Transformation
Wie wirken die Umbrüche von 1989 bis in die Gegenwart nach? Welche Gemeinsamkeiten hatten die Transformationsprozesse in Ostdeutschland mit den Staaten Mittel- und Osteuropas? Wie wirken diese Veränderungen bis heute nach, welche Ambivalenzen und Herausforderungen brachten sie mit sich? Diese Fragen wurden während der internationalen Tagung "1989 und die Zukunft Europas - Ambivalenzen und Herausforderungen demokratischer Transformation in Mittel- und Osteuropa" vom 5. bis 7. Juli in der Berlin-Brandenburgischen Akademie der Wissenschaften diskutiert.
Ausgerichtet vom Imre Kertesz Kolleg der Universität Jena und gefördert vom Beauftragten der Bundesregierung für Ostdeutschland kamen über drei Tage Wissenschaftlerinnen und Wissenschaftler, Politiker, Vertreterinnen und Vertreter aus Medien und Zivilgesellschaft zusammen, um auf verschiedenen Podien und mit Vorträgen den Systemumbrüchen von 1989 mit Blick auf ihre Langzeitwirkungen bis heute auf den Grund zu gehen.

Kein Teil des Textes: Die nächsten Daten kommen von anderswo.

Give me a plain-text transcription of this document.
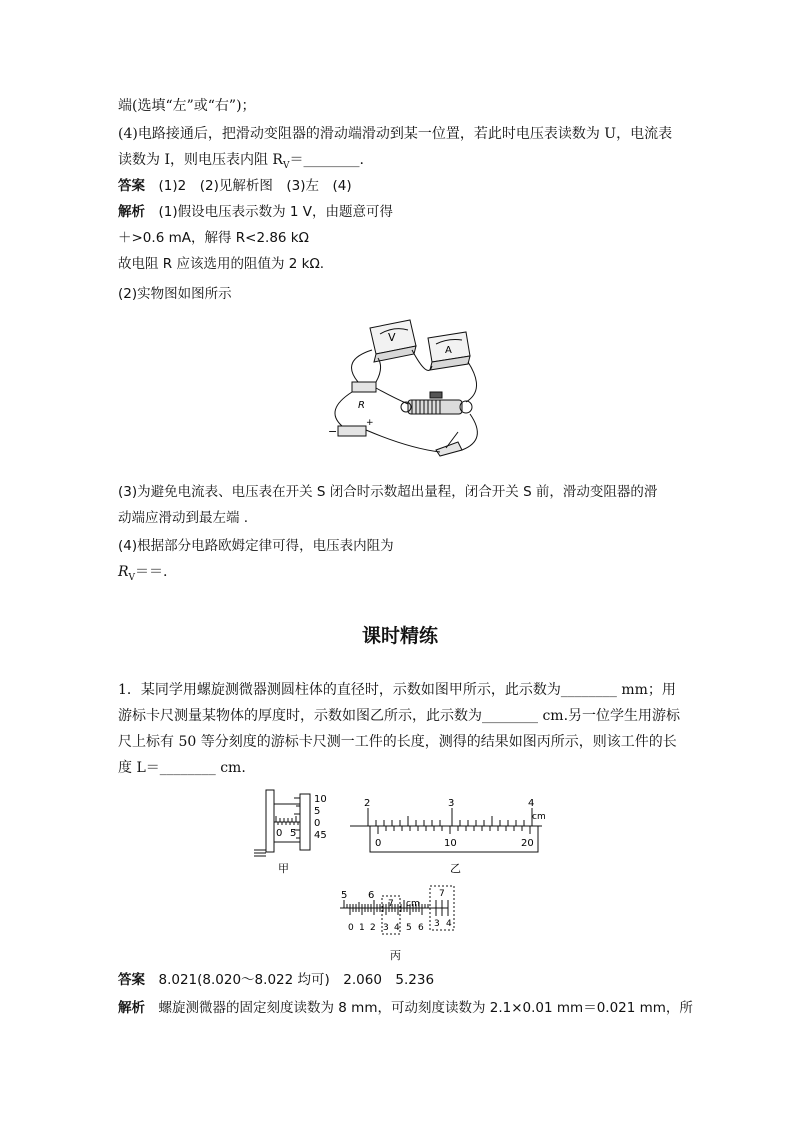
端(选填“左”或“右”)；
(4)电路接通后，把滑动变阻器的滑动端滑动到某一位置，若此时电压表读数为 U，电流表
读数为 I，则电压表内阻 $R_V=\_\_\_\_\_\_\_\_$.
答案　 (1)2　(2)见解析图　(3)左　(4)
解析　 (1)假设电压表示数为 1 V，由题意可得
＋>0.6 mA，解得 R<2.86 kΩ
故电阻 R 应该选用的阻值为 2 kΩ.
(2)实物图如图所示
R
V
A
−
+
(3)为避免电流表、电压表在开关 S 闭合时示数超出量程，闭合开关 S 前，滑动变阻器的滑
动端应滑动到最左端 .
(4)根据部分电路欧姆定律可得，电压表内阻为
$R_V==$.
课时精练
1．某同学用螺旋测微器测圆柱体的直径时，示数如图甲所示，此示数为________ mm；用
游标卡尺测量某物体的厚度时，示数如图乙所示，此示数为________ cm.另一位学生用游标
尺上标有 50 等分刻度的游标卡尺测一工件的长度，测得的结果如图丙所示，则该工件的长
度 L＝________ cm.
10
5
0
45
0 5
甲
2	3	4
cm
0	10	20
乙
5 6
7 cm
0 1 2 3 4 5 6
7
3 4
丙
答案　 8.021(8.020～8.022 均可)　2.060　5.236
解析　 螺旋测微器的固定刻度读数为 8 mm，可动刻度读数为 2.1×0.01 mm＝0.021 mm，所
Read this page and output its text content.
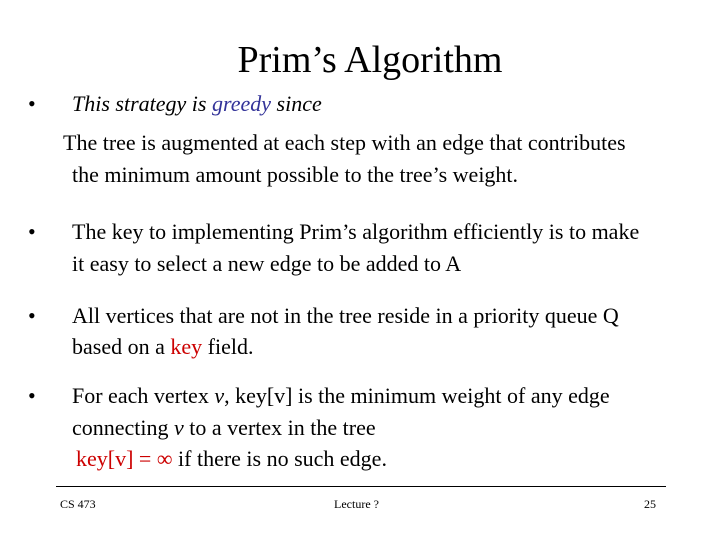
Prim’s Algorithm
• This strategy is greedy since
The tree is augmented at each step with an edge that contributes
the minimum amount possible to the tree’s weight.
• The key to implementing Prim’s algorithm efficiently is to make
it easy to select a new edge to be added to A
• All vertices that are not in the tree reside in a priority queue Q
based on a key field.
• For each vertex v, key[v] is the minimum weight of any edge
connecting v to a vertex in the tree
key[v] = ∞ if there is no such edge.
CS 473	Lecture ?	25
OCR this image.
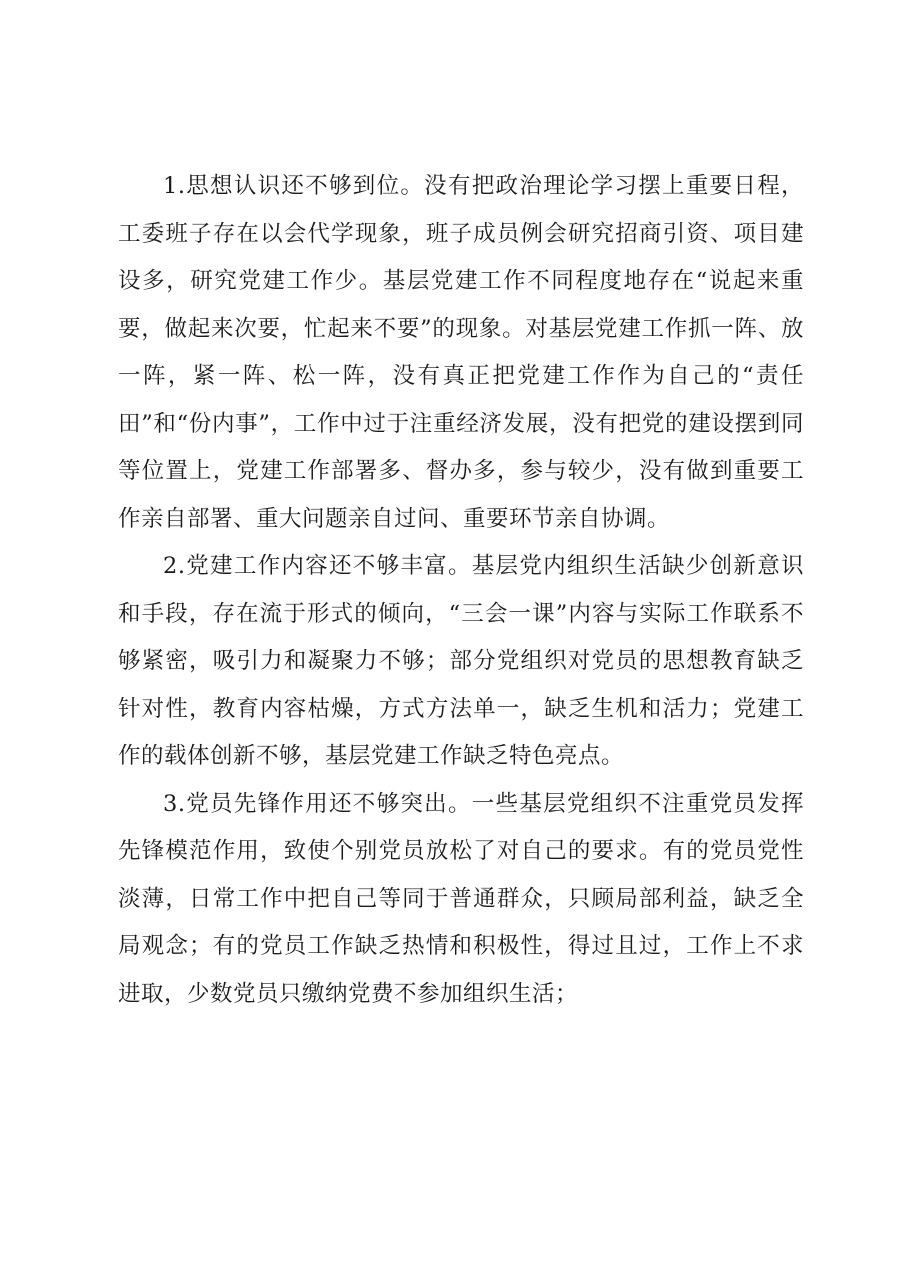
1.思想认识还不够到位。没有把政治理论学习摆上重要日程，工委班子存在以会代学现象，班子成员例会研究招商引资、项目建设多，研究党建工作少。基层党建工作不同程度地存在“说起来重要，做起来次要，忙起来不要”的现象。对基层党建工作抓一阵、放一阵，紧一阵、松一阵，没有真正把党建工作作为自己的“责任田”和“份内事”，工作中过于注重经济发展，没有把党的建设摆到同等位置上，党建工作部署多、督办多，参与较少，没有做到重要工作亲自部署、重大问题亲自过问、重要环节亲自协调。

2.党建工作内容还不够丰富。基层党内组织生活缺少创新意识和手段，存在流于形式的倾向，“三会一课”内容与实际工作联系不够紧密，吸引力和凝聚力不够；部分党组织对党员的思想教育缺乏针对性，教育内容枯燥，方式方法单一，缺乏生机和活力；党建工作的载体创新不够，基层党建工作缺乏特色亮点。

3.党员先锋作用还不够突出。一些基层党组织不注重党员发挥先锋模范作用，致使个别党员放松了对自己的要求。有的党员党性淡薄，日常工作中把自己等同于普通群众，只顾局部利益，缺乏全局观念；有的党员工作缺乏热情和积极性，得过且过，工作上不求进取，少数党员只缴纳党费不参加组织生活；
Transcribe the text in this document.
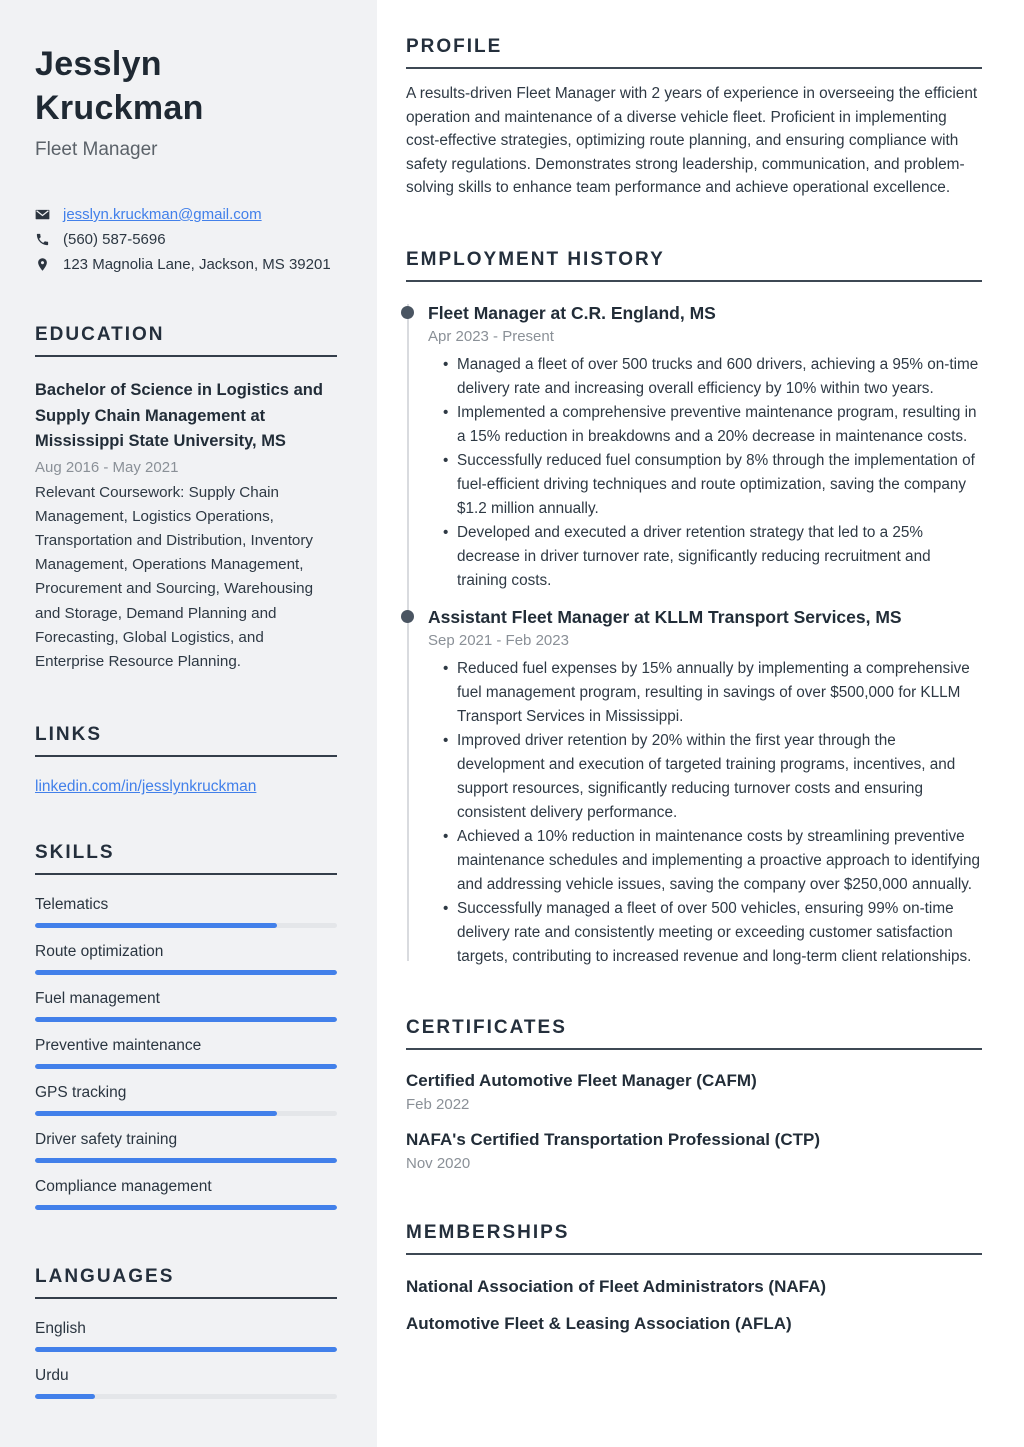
Jesslyn Kruckman
Fleet Manager
jesslyn.kruckman@gmail.com
(560) 587-5696
123 Magnolia Lane, Jackson, MS 39201
EDUCATION
Bachelor of Science in Logistics and Supply Chain Management at Mississippi State University, MS
Aug 2016 - May 2021
Relevant Coursework: Supply Chain Management, Logistics Operations, Transportation and Distribution, Inventory Management, Operations Management, Procurement and Sourcing, Warehousing and Storage, Demand Planning and Forecasting, Global Logistics, and Enterprise Resource Planning.
LINKS
linkedin.com/in/jesslynkruckman
SKILLS
Telematics
Route optimization
Fuel management
Preventive maintenance
GPS tracking
Driver safety training
Compliance management
LANGUAGES
English
Urdu
PROFILE

A results-driven Fleet Manager with 2 years of experience in overseeing the efficient operation and maintenance of a diverse vehicle fleet. Proficient in implementing cost-effective strategies, optimizing route planning, and ensuring compliance with safety regulations. Demonstrates strong leadership, communication, and problem-solving skills to enhance team performance and achieve operational excellence.

EMPLOYMENT HISTORY
Fleet Manager at C.R. England, MS
Apr 2023 - Present
• Managed a fleet of over 500 trucks and 600 drivers, achieving a 95% on-time delivery rate and increasing overall efficiency by 10% within two years.
• Implemented a comprehensive preventive maintenance program, resulting in a 15% reduction in breakdowns and a 20% decrease in maintenance costs.
• Successfully reduced fuel consumption by 8% through the implementation of fuel-efficient driving techniques and route optimization, saving the company $1.2 million annually.
• Developed and executed a driver retention strategy that led to a 25% decrease in driver turnover rate, significantly reducing recruitment and training costs.
Assistant Fleet Manager at KLLM Transport Services, MS
Sep 2021 - Feb 2023
• Reduced fuel expenses by 15% annually by implementing a comprehensive fuel management program, resulting in savings of over $500,000 for KLLM Transport Services in Mississippi.
• Improved driver retention by 20% within the first year through the development and execution of targeted training programs, incentives, and support resources, significantly reducing turnover costs and ensuring consistent delivery performance.
• Achieved a 10% reduction in maintenance costs by streamlining preventive maintenance schedules and implementing a proactive approach to identifying and addressing vehicle issues, saving the company over $250,000 annually.
• Successfully managed a fleet of over 500 vehicles, ensuring 99% on-time delivery rate and consistently meeting or exceeding customer satisfaction targets, contributing to increased revenue and long-term client relationships.
CERTIFICATES
Certified Automotive Fleet Manager (CAFM)
Feb 2022
NAFA's Certified Transportation Professional (CTP)
Nov 2020
MEMBERSHIPS
National Association of Fleet Administrators (NAFA)
Automotive Fleet & Leasing Association (AFLA)
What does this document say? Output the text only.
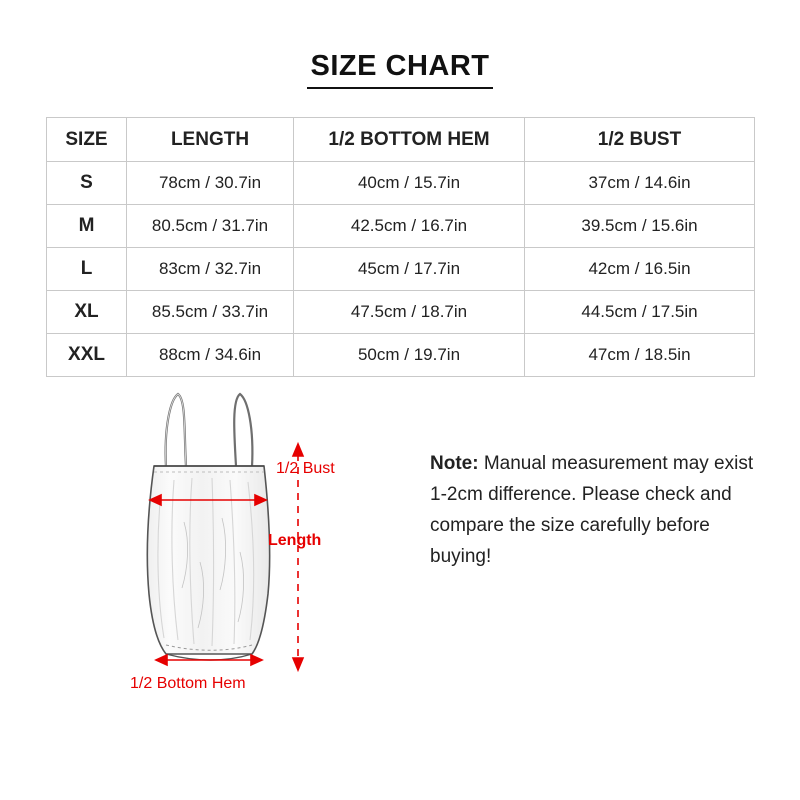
SIZE CHART
SIZE	LENGTH	1/2 BOTTOM HEM	1/2 BUST
S	78cm / 30.7in	40cm / 15.7in	37cm / 14.6in
M	80.5cm / 31.7in	42.5cm / 16.7in	39.5cm / 15.6in
L	83cm / 32.7in	45cm / 17.7in	42cm / 16.5in
XL	85.5cm / 33.7in	47.5cm / 18.7in	44.5cm / 17.5in
XXL	88cm / 34.6in	50cm / 19.7in	47cm / 18.5in
1/2 Bust
Length
1/2 Bottom Hem
Note: Manual measurement may exist 1-2cm difference. Please check and compare the size carefully before buying!
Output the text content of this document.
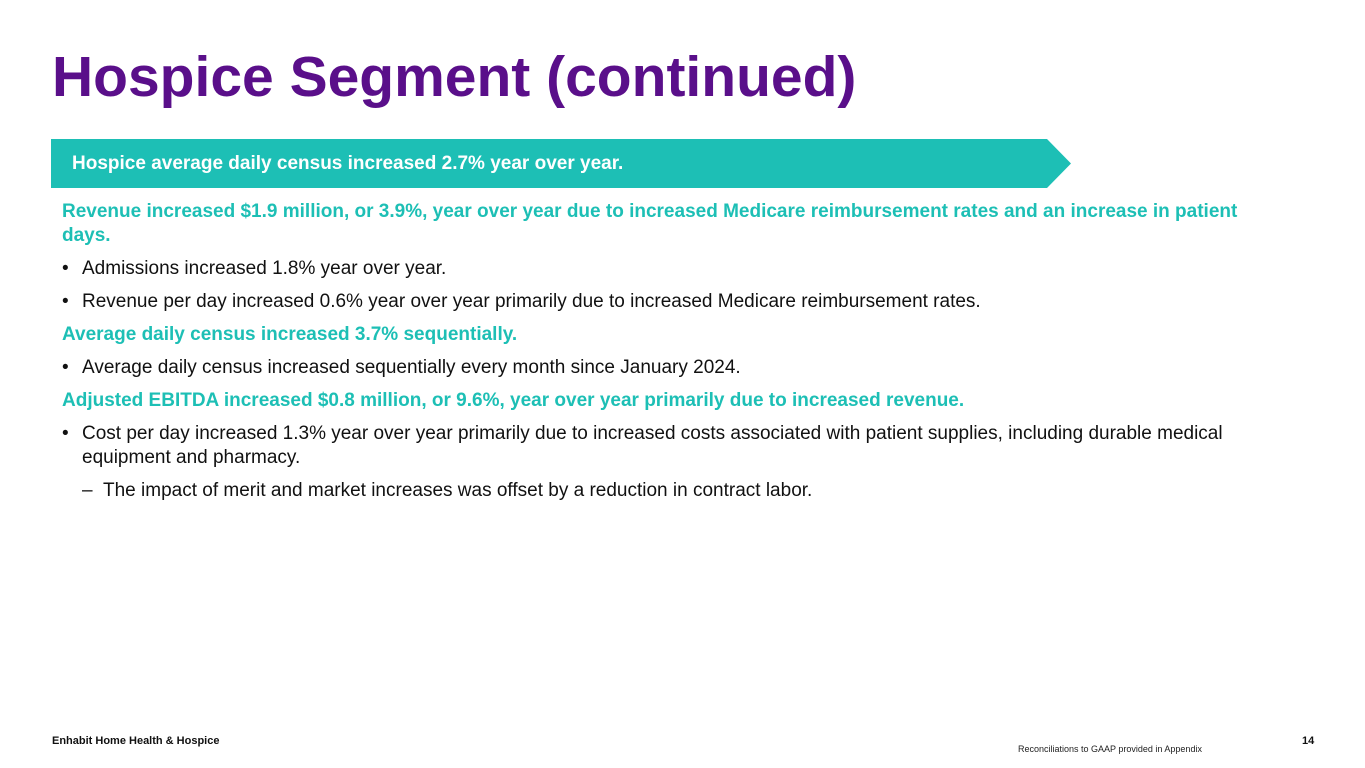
Hospice Segment (continued)
Hospice average daily census increased 2.7% year over year.
Revenue increased $1.9 million, or 3.9%, year over year due to increased Medicare reimbursement rates and an increase in patient days.
• Admissions increased 1.8% year over year.
• Revenue per day increased 0.6% year over year primarily due to increased Medicare reimbursement rates.
Average daily census increased 3.7% sequentially.
• Average daily census increased sequentially every month since January 2024.
Adjusted EBITDA increased $0.8 million, or 9.6%, year over year primarily due to increased revenue.
• Cost per day increased 1.3% year over year primarily due to increased costs associated with patient supplies, including durable medical equipment and pharmacy.
– The impact of merit and market increases was offset by a reduction in contract labor.
Enhabit Home Health & Hospice
Reconciliations to GAAP provided in Appendix
14
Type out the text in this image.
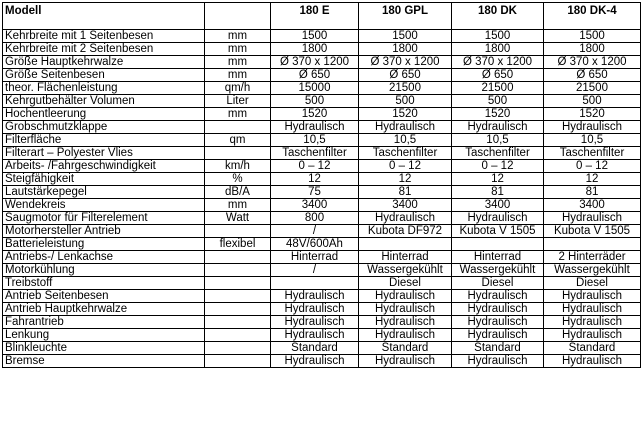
Modell		180 E	180 GPL	180 DK	180 DK-4
Kehrbreite mit 1 Seitenbesen	mm	1500	1500	1500	1500
Kehrbreite mit 2 Seitenbesen	mm	1800	1800	1800	1800
Größe Hauptkehrwalze	mm	Ø 370 x 1200	Ø 370 x 1200	Ø 370 x 1200	Ø 370 x 1200
Größe Seitenbesen	mm	Ø 650	Ø 650	Ø 650	Ø 650
theor. Flächenleistung	qm/h	15000	21500	21500	21500
Kehrgutbehälter Volumen	Liter	500	500	500	500
Hochentleerung	mm	1520	1520	1520	1520
Grobschmutzklappe		Hydraulisch	Hydraulisch	Hydraulisch	Hydraulisch
Filterfläche	qm	10,5	10,5	10,5	10,5
Filterart – Polyester Vlies		Taschenfilter	Taschenfilter	Taschenfilter	Taschenfilter
Arbeits- /Fahrgeschwindigkeit	km/h	0 – 12	0 – 12	0 – 12	0 – 12
Steigfähigkeit	%	12	12	12	12
Lautstärkepegel	dB/A	75	81	81	81
Wendekreis	mm	3400	3400	3400	3400
Saugmotor für Filterelement	Watt	800	Hydraulisch	Hydraulisch	Hydraulisch
Motorhersteller Antrieb		/	Kubota DF972	Kubota V 1505	Kubota V 1505
Batterieleistung	flexibel	48V/600Ah			
Antriebs-/ Lenkachse		Hinterrad	Hinterrad	Hinterrad	2 Hinterräder
Motorkühlung		/	Wassergekühlt	Wassergekühlt	Wassergekühlt
Treibstoff			Diesel	Diesel	Diesel
Antrieb Seitenbesen		Hydraulisch	Hydraulisch	Hydraulisch	Hydraulisch
Antrieb Hauptkehrwalze		Hydraulisch	Hydraulisch	Hydraulisch	Hydraulisch
Fahrantrieb		Hydraulisch	Hydraulisch	Hydraulisch	Hydraulisch
Lenkung		Hydraulisch	Hydraulisch	Hydraulisch	Hydraulisch
Blinkleuchte		Standard	Standard	Standard	Standard
Bremse		Hydraulisch	Hydraulisch	Hydraulisch	Hydraulisch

Die Tagung versuchte, Fehler und daraus resultierende Fehlentwicklungen zu analysieren und daraus den Blick auf die heutige Situation zu lenken. Welche unterschiedlichen Erwartungen bestehen an die Zukunft, wie erklärt sich ein zunehmend autoritärer Populismus in vielen Ländern weltweit, welche Rolle spielen Gewalterfahrungen, welche Bedeutung haben die mit der Wiedervereinigung einhergehenden Umbrüche heute noch, unterschätzen wir noch immer die mit der EU-Ostweiterung in Richtung Osten verschobene politische Tektonik Europas, und vor allem: wohin entwickelt sich Europa nach dem russischen Überfall auf die Ukraine?
Carsten Schneider, Beauftragter der Bundesregierung für Ostdeutschland, in seiner Eröffnungsrede: „Die europäische Tektonik hat sich am 24. Februar 2022 gravierend verschoben. Der barbarische Krieg Russlands gegen die Ukraine bedeutet für Europa eine Zeitenwende. Wir können und werden nicht einfach zur Tagesordnung übergehen. Wir brauchen Raum für Austausch und für Verständigung. Wie konnte es dazu kommen? Welche Rolle haben wir als Europäer gespielt? Was lernen wir daraus für unsere gemeinsame europäische Zukunft?“.
Fokus auf Systemumbrüchen nach 1989
Die Tagung war ein erster Baustein zum Aufbau des internationalen Netzwerks für das im kommenden Jahr zu gründende 'Zukunftszentrum für Deutsche Einheit und Europäische Transformation'. Im Mittelpunkt der Diskussionen standen Systemumbrüche nach 1989 aus politikwissenschaftlicher, ökonomischer, rechtlicher und kultureller Sicht. Der Blick aus Deutschland wurde ergänzt durch Perspektiven aus Polen, der Ukraine, der Tschechischen Republik, Russland, Frankreich und den USA. Zu den namhaften Diskutantinnen und Diskutanten gehörten Irina Sherbakova (Mitbegründerin von Memorial, Russland), Piotr Stasiński (Gazeta Wyborcza, Polen), Anne Rabe (Schriftstellerin, Deutschland), Michael Werz (Politikwissenschaftler und -berater, USA), Steffen Mau (Soziologe, Deutschland) oder Raphael Gross (Historiker, Deutschland). Kultureller Höhepunkt war die Lesung der Ingeborg-Bachmann-Preisträgerin Tanja Maljartschuk, die als im Exil lebende Ukrainerin, nicht müde wird, über ihre Heimat zu schreiben und darüber, was der Krieg mit Menschen anrichtet.
Offener Dialog und Austausch notwendig
Das sich aus den drei Tagungstagen ergebene Bild war komplex, zeigte die Notwendigkeit eines breiten und vor allem langfristigen politischen Herangehens und beförderte ein tiefgreifendes gegenseitiges Verständnis für die aktuellen Herausforderungen Europas. Im Ergebnis zeigte sich, dass ein permanter und offener Dialog, kontroverse Debatten auf historischer Basis, und ein lebendiger und zugewandter Austausch als Grundpfeiler einer funktionierenden und sich immer wieder neu austarierenden europäischen Ordnung zentral notwendig sind. Solche Debatten sollen mit dem Zukunftszentrum einen permanenten Ort bekommen und das Zentrum selbst ein wichtiger Vernetzungspartner insbesondere auch im europäischen Raum mit vergleichbaren Institutionen in anderen Ländern für solche Diskussionen werden.